Our key insight is that the critical missing cornerstone forgeneral and flexible near-data computing is a novel rich-semantic memory abstraction. Unlike existing byte-grained load/store operations, the new interface should express a wide range of rich semantics such as the access pattern, reuse distance, near-data computations, etc. Such high-level information is essential for the system to promptly recognize the program's long-term behavior and adjust accordingly to reach optimal states. More importantly, the new interface should be as transparent as possible to programmers with automatic compiler analysis and runtime library support. Based on this, we can fundamentally revolutionize the memory interface and co-optimize computation and data together.

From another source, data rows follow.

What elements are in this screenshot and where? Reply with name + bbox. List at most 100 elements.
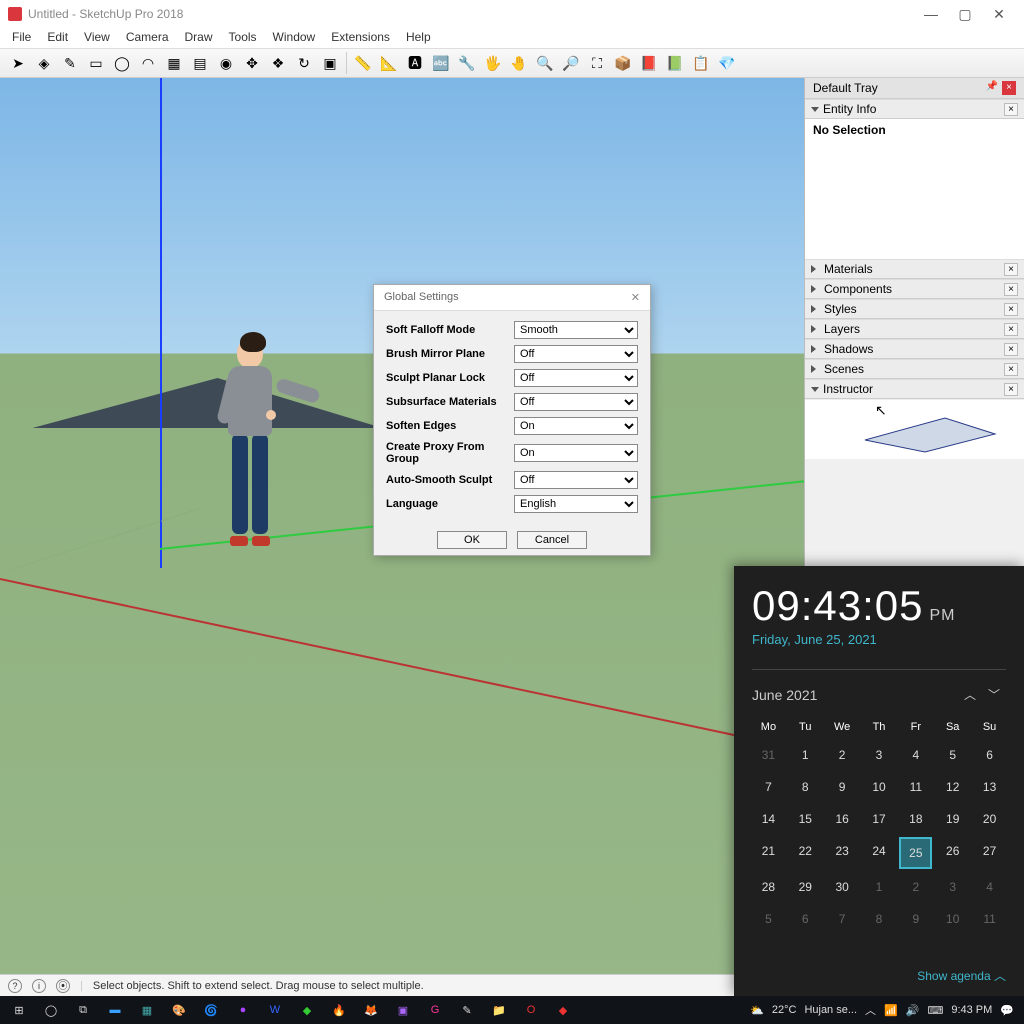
panel-close-icon[interactable]: × [1004,343,1018,356]
network-icon[interactable]: 📶 [884,1004,898,1017]
start-button[interactable]: ⊞ [4,998,34,1022]
taskbar-app[interactable]: W [260,998,290,1022]
calendar-day[interactable]: 11 [973,905,1006,933]
tool-14[interactable]: 📏 [351,51,375,75]
calendar-day[interactable]: 25 [899,837,932,869]
panel-shadows[interactable]: Shadows× [805,339,1024,359]
tool-2[interactable]: ✎ [58,51,82,75]
taskbar-app[interactable]: G [420,998,450,1022]
calendar-day[interactable]: 18 [899,805,932,833]
setting-select[interactable]: On [514,417,638,435]
search-icon[interactable]: ◯ [36,998,66,1022]
calendar-day[interactable]: 4 [899,741,932,769]
calendar-day[interactable]: 20 [973,805,1006,833]
setting-select[interactable]: Off [514,471,638,489]
calendar-month[interactable]: June 2021 [752,687,958,703]
tray-header[interactable]: Default Tray 📌 × [805,78,1024,99]
calendar-day[interactable]: 22 [789,837,822,869]
taskbar-app[interactable]: 📁 [484,998,514,1022]
tool-11[interactable]: ↻ [292,51,316,75]
calendar-day[interactable]: 7 [752,773,785,801]
setting-select[interactable]: Off [514,369,638,387]
panel-close-icon[interactable]: × [1004,103,1018,116]
tool-21[interactable]: 🔍 [533,51,557,75]
calendar-day[interactable]: 29 [789,873,822,901]
tool-28[interactable]: 💎 [715,51,739,75]
panel-layers[interactable]: Layers× [805,319,1024,339]
tool-0[interactable]: ➤ [6,51,30,75]
panel-close-icon[interactable]: × [1004,383,1018,396]
calendar-day[interactable]: 6 [789,905,822,933]
calendar-day[interactable]: 10 [863,773,896,801]
setting-select[interactable]: Off [514,345,638,363]
calendar-day[interactable]: 8 [789,773,822,801]
user-icon[interactable]: ⦿ [56,979,70,993]
calendar-day[interactable]: 10 [936,905,969,933]
taskbar-clock[interactable]: 9:43 PM [951,1004,992,1016]
system-tray[interactable]: ⛅ 22°C Hujan se... ︿ 📶 🔊 ⌨ 9:43 PM 💬 [744,1002,1020,1018]
keyboard-icon[interactable]: ⌨ [927,1004,943,1017]
dialog-titlebar[interactable]: Global Settings ✕ [374,285,650,311]
tool-12[interactable]: ▣ [318,51,342,75]
panel-entity-info[interactable]: Entity Info × [805,99,1024,119]
menu-draw[interactable]: Draw [179,28,219,48]
menu-help[interactable]: Help [400,28,437,48]
panel-scenes[interactable]: Scenes× [805,359,1024,379]
calendar-day[interactable]: 21 [752,837,785,869]
panel-close-icon[interactable]: × [1004,303,1018,316]
setting-select[interactable]: English [514,495,638,513]
calendar-day[interactable]: 13 [973,773,1006,801]
calendar-day[interactable]: 9 [826,773,859,801]
calendar-day[interactable]: 12 [936,773,969,801]
taskbar-app[interactable]: ▦ [132,998,162,1022]
panel-close-icon[interactable]: × [1004,263,1018,276]
tool-22[interactable]: 🔎 [559,51,583,75]
taskbar-app[interactable]: ● [228,998,258,1022]
calendar-day[interactable]: 6 [973,741,1006,769]
panel-close-icon[interactable]: × [1004,323,1018,336]
setting-select[interactable]: Off [514,393,638,411]
taskbar-app[interactable]: 🦊 [356,998,386,1022]
tool-16[interactable]: 🅰 [403,51,427,75]
calendar-prev-icon[interactable]: ︿ [958,684,982,705]
close-button[interactable]: ✕ [982,6,1016,23]
calendar-day[interactable]: 1 [863,873,896,901]
tool-9[interactable]: ✥ [240,51,264,75]
menu-file[interactable]: File [6,28,37,48]
tool-23[interactable]: ⛶ [585,51,609,75]
taskbar-app[interactable]: 🌀 [196,998,226,1022]
panel-components[interactable]: Components× [805,279,1024,299]
menu-edit[interactable]: Edit [41,28,74,48]
taskbar-app[interactable]: 🎨 [164,998,194,1022]
tool-18[interactable]: 🔧 [455,51,479,75]
notifications-icon[interactable]: 💬 [1000,1004,1014,1017]
calendar-day[interactable]: 3 [863,741,896,769]
menu-camera[interactable]: Camera [120,28,175,48]
taskbar-app[interactable]: ✎ [452,998,482,1022]
panel-close-icon[interactable]: × [1004,283,1018,296]
tool-7[interactable]: ▤ [188,51,212,75]
panel-close-icon[interactable]: × [1004,363,1018,376]
tray-close-icon[interactable]: × [1002,81,1016,95]
weather-icon[interactable]: ⛅ [750,1004,764,1017]
calendar-day[interactable]: 15 [789,805,822,833]
tool-1[interactable]: ◈ [32,51,56,75]
tool-17[interactable]: 🔤 [429,51,453,75]
calendar-day[interactable]: 5 [936,741,969,769]
taskbar-app[interactable]: ▣ [388,998,418,1022]
menu-tools[interactable]: Tools [223,28,263,48]
calendar-day[interactable]: 28 [752,873,785,901]
tool-5[interactable]: ◠ [136,51,160,75]
calendar-next-icon[interactable]: ﹀ [982,684,1006,705]
calendar-day[interactable]: 2 [826,741,859,769]
calendar-day[interactable]: 8 [863,905,896,933]
calendar-day[interactable]: 30 [826,873,859,901]
info-icon[interactable]: i [32,979,46,993]
calendar-day[interactable]: 11 [899,773,932,801]
taskbar-app[interactable]: ◆ [548,998,578,1022]
taskbar-app[interactable]: ◆ [292,998,322,1022]
menu-extensions[interactable]: Extensions [325,28,396,48]
tool-3[interactable]: ▭ [84,51,108,75]
tool-27[interactable]: 📋 [689,51,713,75]
calendar-day[interactable]: 31 [752,741,785,769]
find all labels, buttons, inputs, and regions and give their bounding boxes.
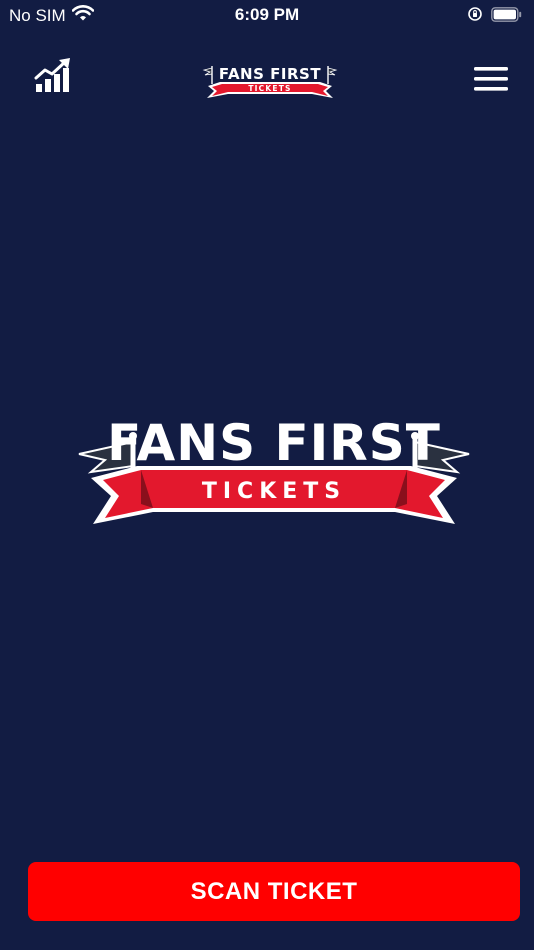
menu-button[interactable]	[474, 66, 508, 92]
status-bar: No SIM 6:09 PM	[0, 0, 534, 30]
status-time: 6:09 PM	[234, 5, 300, 24]
status-right	[467, 6, 522, 27]
nav-bar: FANS FIRST TICKETS	[0, 50, 534, 110]
nav-logo: FANS FIRST TICKETS	[200, 58, 340, 102]
battery-icon	[491, 6, 522, 27]
hero-logo-subtitle: TICKETS	[202, 479, 346, 504]
nav-logo-title: FANS FIRST	[219, 65, 321, 83]
hamburger-menu-icon	[474, 67, 508, 91]
nav-logo-subtitle: TICKETS	[248, 84, 291, 93]
scan-ticket-button[interactable]: SCAN TICKET	[28, 862, 520, 921]
stats-button[interactable]	[34, 56, 74, 94]
hero-logo: FANS FIRST TICKETS	[77, 408, 471, 530]
chart-growth-icon	[34, 58, 70, 92]
orientation-lock-icon	[467, 6, 483, 27]
hero-logo-title: FANS FIRST	[107, 414, 441, 472]
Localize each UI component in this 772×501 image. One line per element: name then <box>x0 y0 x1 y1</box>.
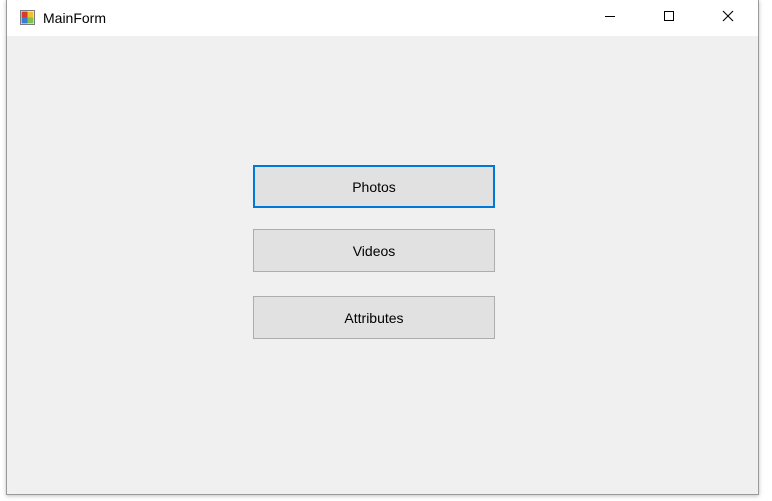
maximize-icon <box>663 9 675 27</box>
minimize-button[interactable] <box>587 0 633 36</box>
minimize-icon <box>604 9 616 27</box>
attributes-button[interactable]: Attributes <box>253 296 495 339</box>
videos-button[interactable]: Videos <box>253 229 495 272</box>
close-icon <box>722 9 734 27</box>
title-bar[interactable]: MainForm <box>7 0 758 36</box>
window-title: MainForm <box>43 10 107 26</box>
app-icon <box>20 10 35 25</box>
close-button[interactable] <box>705 0 751 36</box>
photos-button[interactable]: Photos <box>253 165 495 208</box>
form-client-area: Photos Videos Attributes <box>7 36 758 494</box>
main-form-window: MainForm Photos Videos Attributes <box>6 0 759 495</box>
maximize-button[interactable] <box>646 0 692 36</box>
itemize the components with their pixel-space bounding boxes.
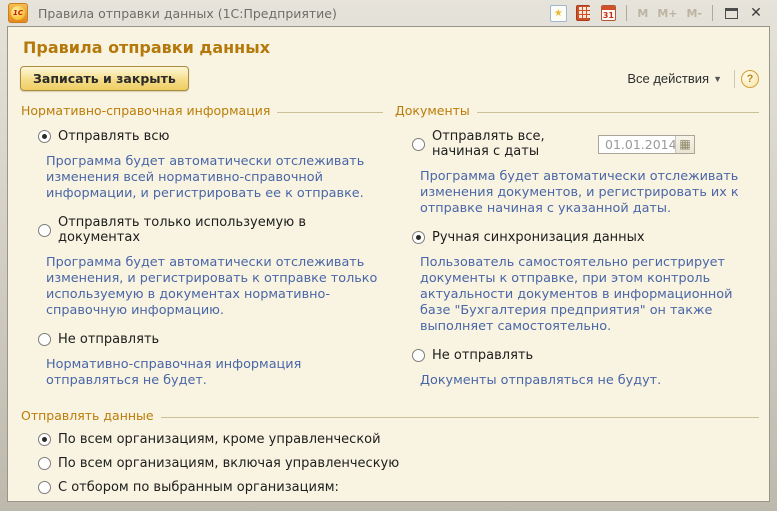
calculator-icon xyxy=(576,5,590,21)
group-nsi-title: Нормативно-справочная информация xyxy=(21,103,270,118)
nsi-option-description: Программа будет автоматически отслеживат… xyxy=(46,154,383,202)
titlebar: 1С Правила отправки данных (1С:Предприят… xyxy=(7,0,770,26)
chevron-down-icon: ▼ xyxy=(713,74,722,84)
radio-nsi-send-used-only[interactable]: Отправлять только используемую в докумен… xyxy=(38,215,383,245)
radio-label[interactable]: Отправлять всю xyxy=(58,129,169,144)
nsi-option-description: Нормативно-справочная информация отправл… xyxy=(46,357,383,389)
star-document-icon: ★ xyxy=(550,5,567,22)
radio-label[interactable]: Отправлять только используемую в докумен… xyxy=(58,215,383,245)
titlebar-separator xyxy=(626,5,627,21)
titlebar-buttons: ★ 31 М М+ М- ✕ xyxy=(548,4,768,23)
help-button[interactable]: ? xyxy=(741,70,759,88)
two-column-area: Нормативно-справочная информация Отправл… xyxy=(21,99,759,404)
memory-button-m-plus[interactable]: М+ xyxy=(655,7,679,20)
group-rule xyxy=(477,112,759,113)
calendar-icon: 31 xyxy=(601,5,616,21)
group-send-data: Отправлять данные По всем организациям, … xyxy=(21,408,759,502)
radio-label[interactable]: Не отправлять xyxy=(58,332,159,347)
favorites-button[interactable]: ★ xyxy=(548,4,568,23)
radio-label[interactable]: По всем организациям, включая управленче… xyxy=(58,456,399,471)
radio-nsi-do-not-send[interactable]: Не отправлять xyxy=(38,332,383,347)
window-title: Правила отправки данных (1С:Предприятие) xyxy=(34,6,542,21)
docs-option-description: Программа будет автоматически отслеживат… xyxy=(420,169,759,217)
memory-button-m[interactable]: М xyxy=(635,7,650,20)
save-and-close-button[interactable]: Записать и закрыть xyxy=(20,66,189,91)
radio-icon[interactable] xyxy=(38,130,51,143)
1c-app-icon: 1С xyxy=(8,3,28,23)
radio-icon[interactable] xyxy=(412,231,425,244)
radio-label[interactable]: По всем организациям, кроме управленческ… xyxy=(58,432,381,447)
form-content: Правила отправки данных Записать и закры… xyxy=(7,26,770,502)
command-bar-separator xyxy=(734,70,735,88)
group-nsi: Нормативно-справочная информация Отправл… xyxy=(21,99,383,402)
radio-selected-orgs-filter[interactable]: С отбором по выбранным организациям: xyxy=(38,480,759,495)
radio-icon[interactable] xyxy=(38,333,51,346)
maximize-icon xyxy=(725,8,738,19)
radio-docs-do-not-send[interactable]: Не отправлять xyxy=(412,348,759,363)
radio-label[interactable]: С отбором по выбранным организациям: xyxy=(58,480,339,495)
group-rule xyxy=(277,112,383,113)
close-button[interactable]: ✕ xyxy=(746,4,766,23)
group-rule xyxy=(161,417,759,418)
radio-docs-manual-sync[interactable]: Ручная синхронизация данных xyxy=(412,230,759,245)
group-documents-header: Документы xyxy=(395,103,759,118)
start-date-value[interactable]: 01.01.2014 xyxy=(599,137,675,152)
group-documents-title: Документы xyxy=(395,103,470,118)
radio-icon[interactable] xyxy=(412,138,425,151)
group-send-data-header: Отправлять данные xyxy=(21,408,759,423)
calendar-button[interactable]: 31 xyxy=(598,4,618,23)
radio-docs-send-all-from-date[interactable]: Отправлять все, начиная с даты 01.01.201… xyxy=(412,129,759,159)
memory-button-m-minus[interactable]: М- xyxy=(684,7,704,20)
radio-all-orgs-except-managerial[interactable]: По всем организациям, кроме управленческ… xyxy=(38,432,759,447)
group-documents: Документы Отправлять все, начиная с даты… xyxy=(395,99,759,402)
radio-label[interactable]: Ручная синхронизация данных xyxy=(432,230,645,245)
page-title: Правила отправки данных xyxy=(23,38,763,57)
group-send-data-title: Отправлять данные xyxy=(21,408,154,423)
titlebar-separator xyxy=(712,5,713,21)
maximize-button[interactable] xyxy=(721,4,741,23)
radio-icon[interactable] xyxy=(38,433,51,446)
group-nsi-header: Нормативно-справочная информация xyxy=(21,103,383,118)
all-actions-label: Все действия xyxy=(627,71,709,86)
radio-label[interactable]: Отправлять все, начиная с даты xyxy=(432,129,591,159)
radio-icon[interactable] xyxy=(412,349,425,362)
nsi-option-description: Программа будет автоматически отслеживат… xyxy=(46,255,383,319)
radio-nsi-send-all[interactable]: Отправлять всю xyxy=(38,129,383,144)
docs-option-description: Документы отправляться не будут. xyxy=(420,373,759,389)
command-bar: Записать и закрыть Все действия ▼ ? xyxy=(20,66,759,91)
radio-label[interactable]: Не отправлять xyxy=(432,348,533,363)
radio-icon[interactable] xyxy=(38,224,51,237)
date-picker-icon[interactable]: ▦ xyxy=(675,136,694,153)
start-date-field[interactable]: 01.01.2014 ▦ xyxy=(598,135,695,154)
docs-option-description: Пользователь самостоятельно регистрирует… xyxy=(420,255,759,335)
all-actions-button[interactable]: Все действия ▼ xyxy=(621,69,728,88)
calculator-button[interactable] xyxy=(573,4,593,23)
radio-icon[interactable] xyxy=(38,457,51,470)
app-window: 1С Правила отправки данных (1С:Предприят… xyxy=(0,0,777,511)
radio-all-orgs-including-managerial[interactable]: По всем организациям, включая управленче… xyxy=(38,456,759,471)
close-icon: ✕ xyxy=(750,6,762,20)
1c-logo-icon: 1С xyxy=(11,6,25,20)
radio-icon[interactable] xyxy=(38,481,51,494)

This dissertation explores a new ISA interface - streams- to precisely capture the program's long-term memory and compute activities. Streams are incorporated into the program's functional semantics and are exposed to the entire system stack to guide various policies. Our evaluation and analysis suggest serval key findings. First, a set of useful and prevalent stream patterns cover a wide range of program behaviors and can be embedded into the program in a lightweight way while still maintaining the sequential ordering. Second, streams naturally decouple the address generation and computation from the core pipeline and can be offloaded as the basic unit for near-data computing. Third, by exposing high-level semantics to the system, we can unify different computing paradigms and codesign the software and data structure. Overall, this dissertation aims to enable a general and end-to-end near-data computing system that wipes out the boundary between computation and data -- the computation is freely scheduled in the system near the data, and the data is carefully mapped to the memory resources to provide maximal locality and parallelism. Such data-computation orchestration is the key to continuing the performance and energy efficiency scaling.